Dinu Lipatti structures this school Sonatinaobserving, but not blindly following, his maestro’s observations. We find here elements which Jora seemingly didn’t greatly approve of, even though the work’s main directions respect his teacher’s guidelines.

TheSonatina has two movements, the first one conforming to the sonata form, the second one, a theme and variations.

The theme of the first movement, Allegro moderato, is diatonic, in the e minor natural scale (equivalent of the Aeolian mode). The melody, gradual and mixed, is interrupted only by leaps of thirds. Its range is of a tenth and the culmination is situated on the subtonic (re). The phrase shaping is of particular interest, as it exhibits a divergence of metrical and melodic accents (a manner of avoiding symmetry and quadrature just as Jora asked). Another interesting element is the theme, built on violin - piano unison, something likely "learned” from George Enescu, whose Suite no. 1 op. 9 must have been familiar to him.

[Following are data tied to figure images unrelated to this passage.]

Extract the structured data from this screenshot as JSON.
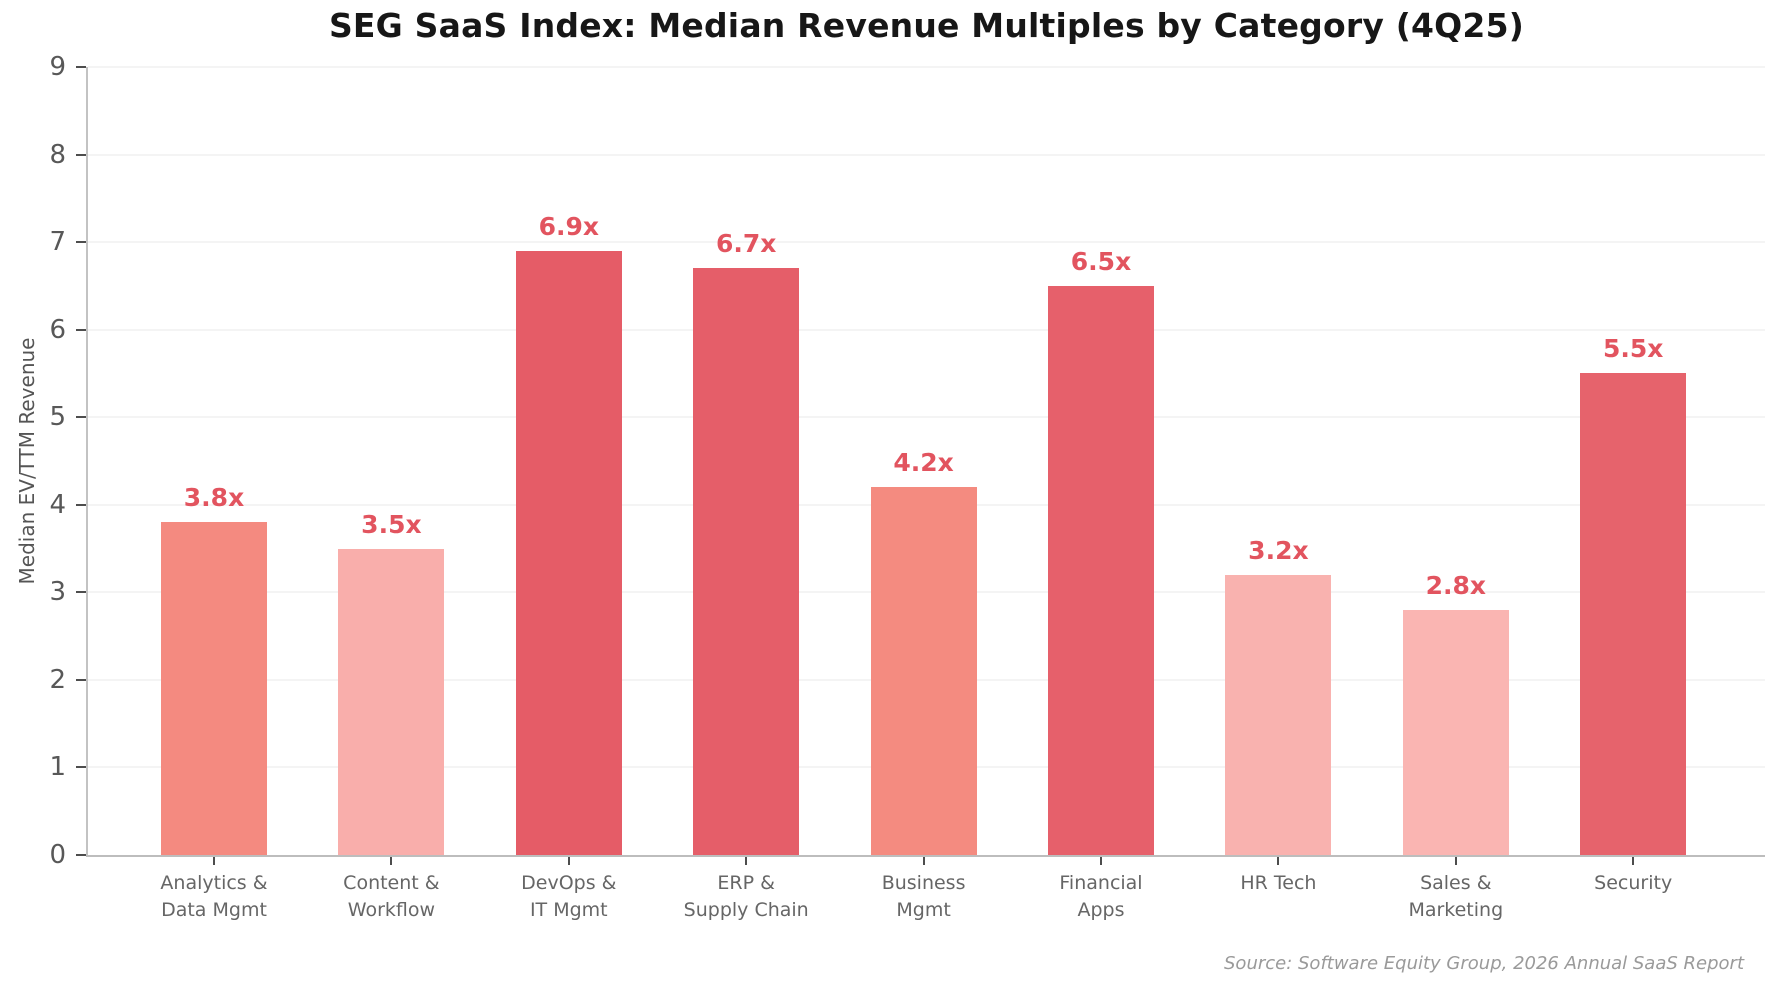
{
  "title": "SEG SaaS Index: Median Revenue Multiples by Category (4Q25)",
  "source_note": "Source: Software Equity Group, 2026 Annual SaaS Report",
  "chart_data": {
    "type": "bar",
    "title": "SEG SaaS Index: Median Revenue Multiples by Category (4Q25)",
    "xlabel": "",
    "ylabel": "Median EV/TTM Revenue",
    "ylim": [
      0,
      9
    ],
    "yticks": [
      0,
      1,
      2,
      3,
      4,
      5,
      6,
      7,
      8,
      9
    ],
    "grid": true,
    "legend": false,
    "categories": [
      "Analytics &\nData Mgmt",
      "Content &\nWorkflow",
      "DevOps &\nIT Mgmt",
      "ERP &\nSupply Chain",
      "Business\nMgmt",
      "Financial\nApps",
      "HR Tech",
      "Sales &\nMarketing",
      "Security"
    ],
    "values": [
      3.8,
      3.5,
      6.9,
      6.7,
      4.2,
      6.5,
      3.2,
      2.8,
      5.5
    ],
    "value_labels": [
      "3.8x",
      "3.5x",
      "6.9x",
      "6.7x",
      "4.2x",
      "6.5x",
      "3.2x",
      "2.8x",
      "5.5x"
    ],
    "bar_colors": [
      "#f48a80",
      "#f9aeab",
      "#e55c67",
      "#e55e69",
      "#f48b80",
      "#e6606b",
      "#f9b2af",
      "#fab5b2",
      "#e6636c"
    ],
    "value_label_color": "#e2545f",
    "annotation": "Source: Software Equity Group, 2026 Annual SaaS Report"
  }
}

The theme to be varied in the second movement, Andantino, reprises almost the same characteristics as the one featured in the first movement: the gradual melody (exhibiting some wider leaps of descending fourths and fifths), the Aeolian mode on mi, the range of a tenth, the diatonic profile of the theme proposed simultaneously by the violin and the chromaticised piano accompaniment. The syntax Lipatti chose here is homophonic, presenting a carol-like melody on the violin and chordal columns on the piano. The variations display the characteristic rhythms of the hora (a Romanian folk dance) and the conclusion brings back the first themes from the first movement in reversed order, thus endowing the work with a cyclical, homogenous character.